Jika kita berusaha menerapkan setiap ayat secara pribadi, maka kita akan menemukan kesulitan dengan ayat seperti 1 Samuel 15:3: “Jadi pergilah sekarang, kalahkanlah orang Amalek, tumpaslah segala yang ada padanya...” Kita harus selalu membaca Alkitab dalam konteksnya dan belajar tentang Allah dari prinsip yang kita temukan. Allah mungkin menggunakan bagian ayat itu untuk berbicara mengenai penumpasan sikap kedagingan yang ada dalam hidup kita. Dalam kasus seperti itu, mungkin kita dapat berdoa, “Tuhan, sama seperti perintah-Mu untuk menumpas segala sesuatu yang mencerminkan kejahatan kaum Amalek, Saya ingin menumpaskan semua berhala yang ada pada hidup saya sehingga hanya Engkau yang kusembah. Tahirkan hati saya sama seperti mereka membersihkan wilayah yang mereka taklukkan.”
Doa yang efektif, yakin, dan bergairah dapat hadir dari Alkitab maupun dari dalam hati kita. Tujuannya adalah menyatukan keduanya.
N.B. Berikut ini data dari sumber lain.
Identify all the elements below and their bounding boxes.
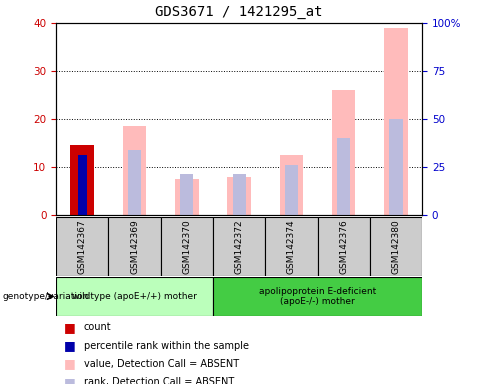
Text: GSM142367: GSM142367 — [78, 219, 87, 274]
Text: rank, Detection Call = ABSENT: rank, Detection Call = ABSENT — [84, 377, 234, 384]
Text: GSM142380: GSM142380 — [391, 219, 401, 274]
Bar — [227, 177, 251, 215]
Text: GSM142372: GSM142372 — [235, 219, 244, 274]
Text: ■: ■ — [63, 376, 75, 384]
Text: percentile rank within the sample: percentile rank within the sample — [84, 341, 249, 351]
Bar — [332, 90, 355, 215]
Bar — [384, 28, 408, 215]
Bar — [285, 165, 298, 215]
Bar — [108, 217, 161, 276]
Text: GSM142376: GSM142376 — [339, 219, 348, 274]
Bar — [370, 217, 422, 276]
Bar — [389, 119, 403, 215]
Text: genotype/variation: genotype/variation — [2, 292, 89, 301]
Bar — [78, 155, 87, 215]
Bar — [213, 217, 265, 276]
Bar — [318, 217, 370, 276]
Title: GDS3671 / 1421295_at: GDS3671 / 1421295_at — [155, 5, 323, 19]
Text: value, Detection Call = ABSENT: value, Detection Call = ABSENT — [84, 359, 239, 369]
Text: ■: ■ — [63, 321, 75, 334]
Bar — [56, 277, 213, 316]
Bar — [70, 146, 94, 215]
Bar — [161, 217, 213, 276]
Text: GSM142370: GSM142370 — [183, 219, 191, 274]
Bar — [213, 277, 422, 316]
Bar — [180, 174, 193, 215]
Text: ■: ■ — [63, 358, 75, 371]
Bar — [123, 126, 146, 215]
Text: GSM142369: GSM142369 — [130, 219, 139, 274]
Text: ■: ■ — [63, 339, 75, 352]
Bar — [128, 150, 141, 215]
Text: count: count — [84, 322, 112, 332]
Bar — [233, 174, 245, 215]
Bar — [280, 155, 303, 215]
Bar — [56, 217, 108, 276]
Bar — [337, 138, 350, 215]
Text: apolipoprotein E-deficient
(apoE-/-) mother: apolipoprotein E-deficient (apoE-/-) mot… — [259, 287, 376, 306]
Bar — [175, 179, 199, 215]
Text: wildtype (apoE+/+) mother: wildtype (apoE+/+) mother — [72, 292, 197, 301]
Bar — [265, 217, 318, 276]
Text: GSM142374: GSM142374 — [287, 219, 296, 274]
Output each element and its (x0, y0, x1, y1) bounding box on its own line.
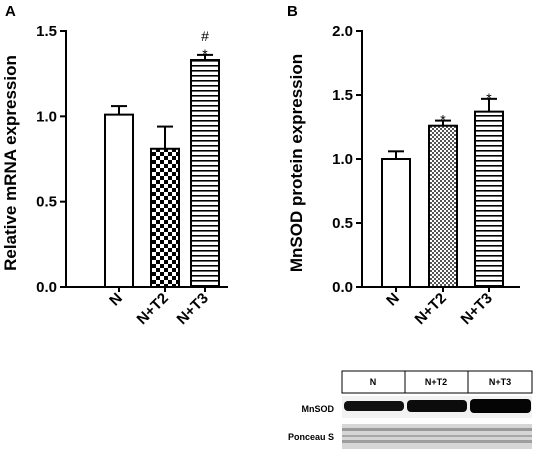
x-tick-label: N+T2 (134, 290, 172, 328)
y-tick-label: 0.0 (36, 279, 57, 296)
blot-group-n: N (370, 377, 377, 387)
x-tick-label: N (383, 290, 403, 310)
chart-b: 0.0 0.5 1.0 1.5 2.0 MnSOD protein expression N… (287, 23, 520, 328)
chart-a: 0.0 0.5 1.0 1.5 Relative mRNA expression N N+T… (1, 23, 228, 328)
bar-n (381, 158, 411, 288)
x-tick-label: N+T3 (174, 290, 212, 328)
y-axis-label: MnSOD protein expression (287, 54, 306, 272)
significance-mark: * (440, 112, 446, 128)
y-axis-label: Relative mRNA expression (1, 55, 20, 271)
y-tick-label: 1.0 (332, 151, 353, 168)
blot-group-n-t2: N+T2 (425, 377, 447, 387)
bar-n-t2 (428, 124, 458, 288)
western-blot: N N+T2 N+T3 MnSOD Ponceau S (288, 370, 533, 449)
bar-n-t3 (190, 59, 220, 288)
bar-n-t3 (474, 110, 504, 288)
y-tick-label: 1.0 (36, 108, 57, 125)
x-tick-label: N+T3 (458, 290, 496, 328)
y-tick-label: 0.5 (36, 194, 57, 211)
bar-n-t2 (150, 147, 180, 288)
blot-header-box (341, 370, 533, 394)
bar-n (104, 113, 134, 288)
y-tick-label: 0.0 (332, 279, 353, 296)
significance-mark: * (486, 90, 492, 106)
x-tick-label: N+T2 (412, 290, 450, 328)
y-tick-label: 2.0 (332, 23, 353, 40)
y-tick-label: 0.5 (332, 215, 353, 232)
significance-mark: # (201, 28, 209, 44)
y-tick-label: 1.5 (36, 23, 57, 40)
blot-group-n-t3: N+T3 (489, 377, 511, 387)
blot-row-mnsod: MnSOD (302, 404, 335, 414)
mnsod-band-n-t3 (470, 399, 531, 413)
blot-row-ponceau: Ponceau S (288, 432, 334, 442)
mnsod-band-n-t2 (407, 400, 467, 412)
mnsod-band-n (344, 401, 404, 411)
panel-letter-a: A (5, 3, 16, 20)
significance-mark: * (202, 46, 208, 62)
x-tick-label: N (106, 290, 126, 310)
y-tick-label: 1.5 (332, 87, 353, 104)
panel-letter-b: B (287, 3, 298, 20)
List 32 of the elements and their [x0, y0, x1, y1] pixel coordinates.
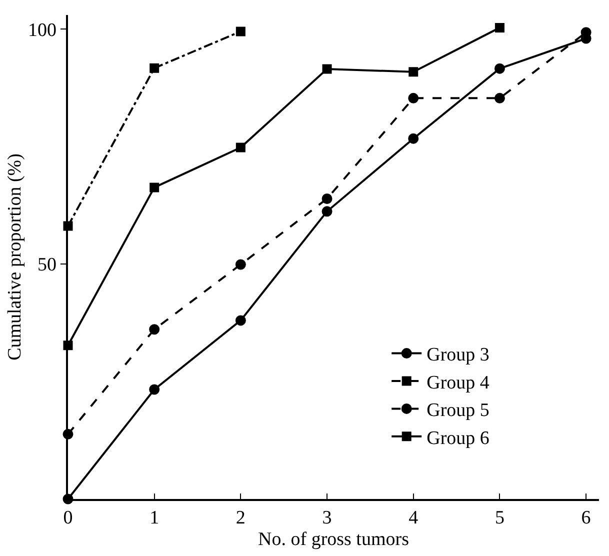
- x-tick-label: 4: [408, 508, 419, 529]
- legend-label: Group 3: [426, 344, 490, 366]
- point: [149, 324, 160, 335]
- point: [494, 63, 505, 74]
- x-tick-label: 0: [63, 508, 73, 529]
- point: [236, 142, 246, 152]
- y-tick-label: 50: [37, 254, 56, 276]
- point: [494, 22, 504, 32]
- x-tick-label: 3: [322, 508, 332, 529]
- point: [235, 259, 246, 270]
- point: [236, 26, 246, 36]
- legend-label: Group 6: [426, 428, 490, 449]
- x-tick-label: 5: [494, 508, 504, 529]
- x-tick-label: 1: [150, 508, 160, 529]
- legend-label: Group 5: [426, 400, 490, 422]
- y-tick-label: 100: [28, 20, 56, 41]
- point: [150, 63, 160, 73]
- point: [494, 92, 505, 104]
- point: [235, 315, 246, 326]
- x-axis-title: No. of gross tumors: [258, 528, 409, 550]
- point: [408, 133, 419, 144]
- point: [322, 193, 332, 204]
- x-tick-label: 2: [236, 508, 246, 529]
- point: [322, 206, 332, 217]
- legend-label: Group 4: [426, 372, 490, 394]
- point: [408, 92, 419, 104]
- point: [322, 64, 332, 74]
- y-axis-title: Cumulative proportion (%): [4, 154, 26, 360]
- x-tick-label: 6: [581, 508, 591, 529]
- point: [150, 182, 160, 192]
- point: [149, 384, 160, 395]
- point: [408, 67, 418, 77]
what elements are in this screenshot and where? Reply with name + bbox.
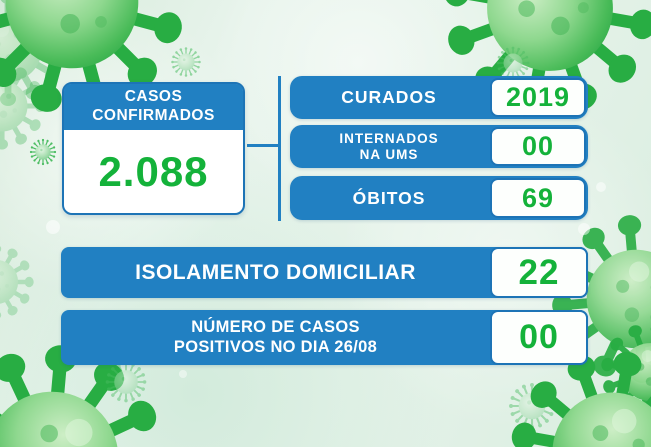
- background-dot: [596, 182, 606, 192]
- card-title-line1: CASOS: [124, 88, 183, 106]
- row-value: 22: [490, 247, 588, 298]
- virus-icon: [171, 47, 201, 77]
- virus-icon: [0, 244, 34, 319]
- stat-row-internados: INTERNADOS NA UMS 00: [290, 125, 588, 168]
- row-value: 2019: [490, 78, 586, 117]
- row-value: 00: [490, 127, 586, 166]
- virus-icon: [509, 383, 555, 429]
- confirmed-cases-value: 2.088: [98, 147, 209, 195]
- virus-icon: [524, 187, 651, 411]
- wide-row-isolamento: ISOLAMENTO DOMICILIAR 22: [61, 247, 588, 298]
- row-label-line1: NÚMERO DE CASOS: [191, 317, 360, 336]
- row-label-line1: CURADOS: [341, 87, 437, 107]
- virus-icon: [0, 63, 46, 150]
- connector-line-horizontal: [247, 144, 281, 147]
- confirmed-cases-header: CASOS CONFIRMADOS: [64, 84, 243, 130]
- virus-icon: [0, 0, 66, 106]
- connector-line-vertical: [278, 76, 281, 221]
- virus-icon: [412, 0, 651, 146]
- virus-icon: [106, 362, 147, 403]
- row-label-line1: INTERNADOS: [339, 130, 439, 146]
- row-label: NÚMERO DE CASOS POSITIVOS NO DIA 26/08: [61, 310, 490, 365]
- confirmed-cases-card: CASOS CONFIRMADOS 2.088: [62, 82, 245, 215]
- card-title-line2: CONFIRMADOS: [92, 107, 215, 124]
- row-label: ISOLAMENTO DOMICILIAR: [61, 247, 490, 298]
- row-value: 69: [490, 178, 586, 218]
- virus-icon: [593, 315, 651, 429]
- row-label: INTERNADOS NA UMS: [290, 125, 488, 168]
- virus-icon: [497, 47, 530, 80]
- row-label: ÓBITOS: [290, 176, 488, 220]
- background-dot: [46, 220, 60, 234]
- wide-row-casos-dia: NÚMERO DE CASOS POSITIVOS NO DIA 26/08 0…: [61, 310, 588, 365]
- row-label-line2: POSITIVOS NO DIA 26/08: [173, 337, 378, 356]
- virus-icon: [30, 139, 56, 165]
- row-label-line1: ÓBITOS: [352, 187, 426, 208]
- row-value: 00: [490, 310, 588, 365]
- background-dot: [179, 370, 187, 378]
- row-label-line2: NA UMS: [359, 146, 419, 162]
- stat-row-obitos: ÓBITOS 69: [290, 176, 588, 220]
- row-label-line1: ISOLAMENTO DOMICILIAR: [135, 260, 416, 284]
- background-dot: [578, 223, 590, 235]
- row-label: CURADOS: [290, 76, 488, 119]
- stat-row-curados: CURADOS 2019: [290, 76, 588, 119]
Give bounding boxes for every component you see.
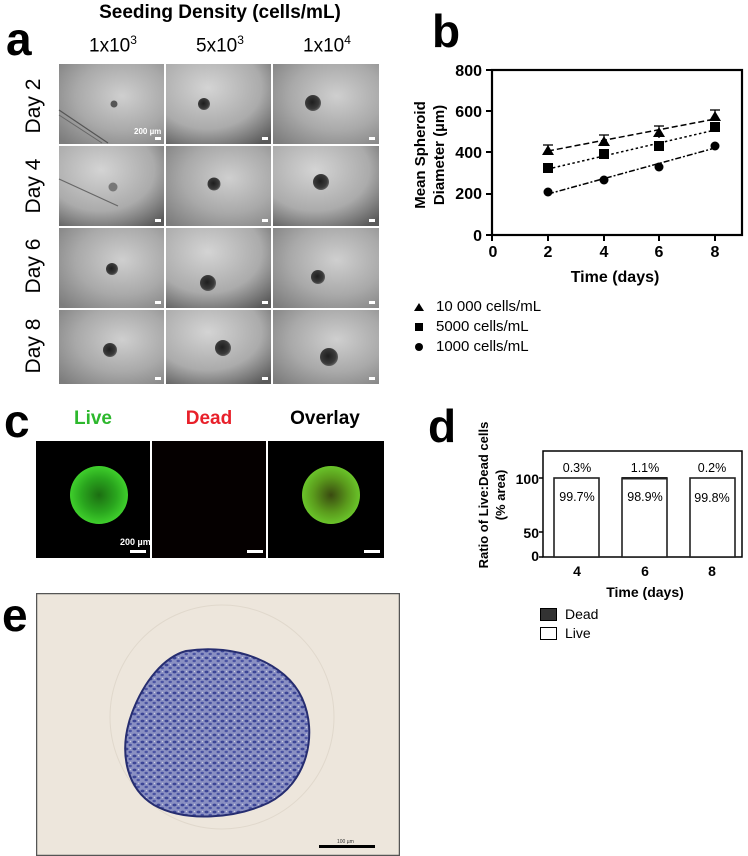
live-label-day4: 99.7%: [559, 490, 594, 504]
bar-day4: [553, 477, 600, 558]
y-axis-label-d-line2: (% area): [493, 470, 508, 521]
legend-item-1000: 1000 cells/mL: [412, 338, 529, 355]
label-overlay: Overlay: [290, 408, 360, 429]
circle-marker-icon: [415, 342, 423, 351]
ytick-0: 0: [473, 228, 482, 245]
xtick-6-d: 6: [641, 563, 649, 579]
label-live: Live: [73, 408, 113, 429]
ytick-100: 100: [516, 471, 540, 487]
scale-bar-label-a: 200 µm: [134, 127, 162, 136]
row-label-day4: Day 4: [22, 158, 45, 214]
triangle-marker-icon: [414, 302, 424, 311]
column-label-3: 1x104: [303, 33, 351, 57]
ytick-600: 600: [455, 104, 482, 121]
ytick-800: 800: [455, 63, 482, 80]
ytick-400: 400: [455, 145, 482, 162]
xtick-4-d: 4: [573, 563, 581, 579]
label-dead: Dead: [185, 408, 233, 429]
dead-label-day8: 0.2%: [698, 461, 727, 475]
dead-label-day6: 1.1%: [631, 461, 660, 475]
fit-line-1000: [547, 147, 716, 195]
legend-item-live: Live: [540, 625, 591, 641]
ytick-0-d: 0: [531, 548, 539, 564]
row-label-day8: Day 8: [22, 318, 45, 374]
series-10000-markers: [542, 111, 721, 155]
bar-day8: [689, 477, 736, 558]
fit-line-5000: [547, 129, 716, 170]
bar-day6: [621, 477, 668, 558]
stained-spheroid: [124, 648, 311, 818]
panel-letter-d: d: [428, 400, 457, 452]
live-swatch-icon: [540, 626, 557, 640]
xtick-6: 6: [655, 244, 664, 261]
overlay-spheroid: [302, 466, 360, 524]
panel-letter-b: b: [432, 5, 461, 57]
legend-item-10000: 10 000 cells/mL: [412, 298, 541, 315]
xtick-8-d: 8: [708, 563, 716, 579]
column-label-1: 1x103: [89, 33, 137, 57]
xtick-2: 2: [544, 244, 553, 261]
ytick-200: 200: [455, 186, 482, 203]
legend-item-5000: 5000 cells/mL: [412, 318, 529, 335]
x-axis-label-d: Time (days): [606, 584, 684, 600]
scale-bar-e: [319, 845, 375, 848]
live-dead-bar-chart: Ratio of Live:Dead cells (% area) 100 50…: [476, 422, 743, 600]
legend-item-dead: Dead: [540, 606, 598, 622]
scale-bar-label-e: 100 µm: [337, 839, 354, 845]
bar-day6-dead: [622, 477, 667, 480]
seeding-density-title: Seeding Density (cells/mL): [99, 2, 341, 23]
fit-line-10000: [547, 118, 716, 152]
panel-letter-a: a: [6, 13, 32, 65]
row-label-day6: Day 6: [22, 238, 45, 294]
y-axis-label-line2: Diameter (µm): [431, 105, 448, 205]
row-label-day2: Day 2: [22, 78, 45, 134]
y-axis-label-d-line1: Ratio of Live:Dead cells: [476, 422, 491, 569]
live-spheroid: [70, 466, 128, 524]
scale-bar-label-c: 200 µm: [120, 537, 151, 547]
dead-label-day4: 0.3%: [563, 461, 592, 475]
histology-section-image: [36, 593, 400, 856]
column-label-2: 5x103: [196, 33, 244, 57]
live-label-day6: 98.9%: [627, 490, 662, 504]
xtick-0: 0: [489, 244, 498, 261]
fluorescence-image-row: [36, 441, 384, 558]
dead-swatch-icon: [540, 607, 557, 621]
diameter-line-chart: 800 600 400 200 0 0 2 4 6 8 Time (days) …: [412, 63, 744, 286]
xtick-4: 4: [600, 244, 609, 261]
series-1000-markers: [543, 141, 720, 197]
y-axis-label-line1: Mean Spheroid: [412, 101, 429, 209]
x-axis-label: Time (days): [571, 269, 660, 286]
series-5000-markers: [543, 122, 720, 173]
brightfield-micrograph-grid: [58, 63, 380, 385]
panel-letter-c: c: [4, 395, 30, 447]
live-label-day8: 99.8%: [694, 491, 729, 505]
panel-letter-e: e: [2, 589, 28, 641]
ytick-50: 50: [523, 525, 539, 541]
xtick-8: 8: [711, 244, 720, 261]
square-marker-icon: [415, 322, 423, 331]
Bahkan di atas kayu salib di tengah penderitaan, Yesus menyerukan kata-kata yang ditemukan dalam Mazmur 22: “Allahku, Allahku, mengapa Engkau meninggalkan aku?” Banyak pelajar Alkitab yang percaya bahwa Yesus mengutip seluruh Mazmur 22 ketika Ia disalib, dengan mendoakannya kembali kepada Allah sebagai bentuk penyembahan bahkan dalam kematian. Semakin kita mempelajari dan menjiwai Alkitab, doa kita akan semakin mencerminkan kehendak Allah dan semakin efektif pula khasiatnya.